Keputusan pemerintah yang menugaskan PT Pertamina (Persero) untuk memasok bahan bakar minyak (BBM) bagi operator SPBU swasta, seperti Shell dan BP, dinilai berisiko menekan keuntungan dan bahkan berpotensi merugikan perusahaan pelat merah tersebut.
Menurut Manajer Riset Forum Indonesia untuk Transparansi Anggaran (Fitra), Badiul Hadi, penugasan ini secara tidak langsung mengubah peran Pertamina menjadi pemasok utama BBM nonsubsidi dengan skema yang mirip dengan public service obligation (PSO). Jika margin keuntungan Pertamina dibatasi, ia harus menanggung beban distribusi dan fluktuasi harga minyak global tanpa imbal hasil yang sepadan.
Selain itu, Badiul menambahkan bahwa kebijakan ini bisa menciptakan kompetisi yang tidak sehat. SPBU swasta akan terpaksa bergantung pada pasokan dari kompetitornya sendiri, yang berpotensi membatasi pergerakan bisnis mereka. Apalagi jika harga yang ditetapkan oleh Pertamina lebih mahal daripada harga impor mandiri yang biasa mereka lakukan, margin keuntungan mereka akan tertekan.
Badiul mendesak agar skema ini tidak menjadi kebijakan jangka panjang, sebab bisa memecah fokus utama Pertamina dalam menjaga ketahanan energi nasional.
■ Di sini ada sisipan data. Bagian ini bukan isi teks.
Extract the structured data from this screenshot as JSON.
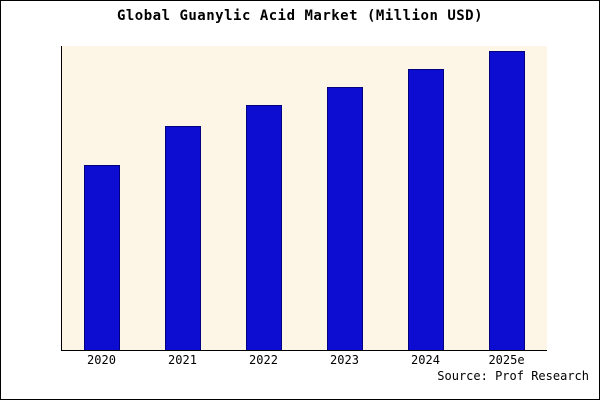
{
  "chart_data": {
    "type": "bar",
    "title": "Global Guanylic Acid Market (Million USD)",
    "categories": [
      "2020",
      "2021",
      "2022",
      "2023",
      "2024",
      "2025e"
    ],
    "values": [
      62,
      75,
      82,
      88,
      94,
      100
    ],
    "xlabel": "",
    "ylabel": "",
    "ylim": [
      0,
      102
    ],
    "grid": false,
    "legend": false,
    "bar_color": "#0d0dd2",
    "plot_background": "#FDF5E6",
    "source": "Source: Prof Research"
  }
}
Transparansi dalam penetapan harga menjadi kunci agar tugas tambahan ini tidak membebani Pertamina secara berlebihan dan tetap menjaga stabilitas pasar.
Untuk diketahui, kesepakatan ini muncul setelah kuota impor SPBU swasta habis, sementara stok mereka menipis. Menteri ESDM Bahlil Lahadalia menegaskan bahwa skema harga akan menggunakan prinsip open book untuk memastikan keadilan dan transparansi. Ia juga menjamin pasokan BBM akan kembali normal dalam waktu tujuh hari. Meski demikian, Dirjen Migas Kementerian ESDM Laode Sulaeman sebelumnya menyebut bahwa Pertamina diminta untuk tidak mengambil keuntungan berlebihan dari skema ini.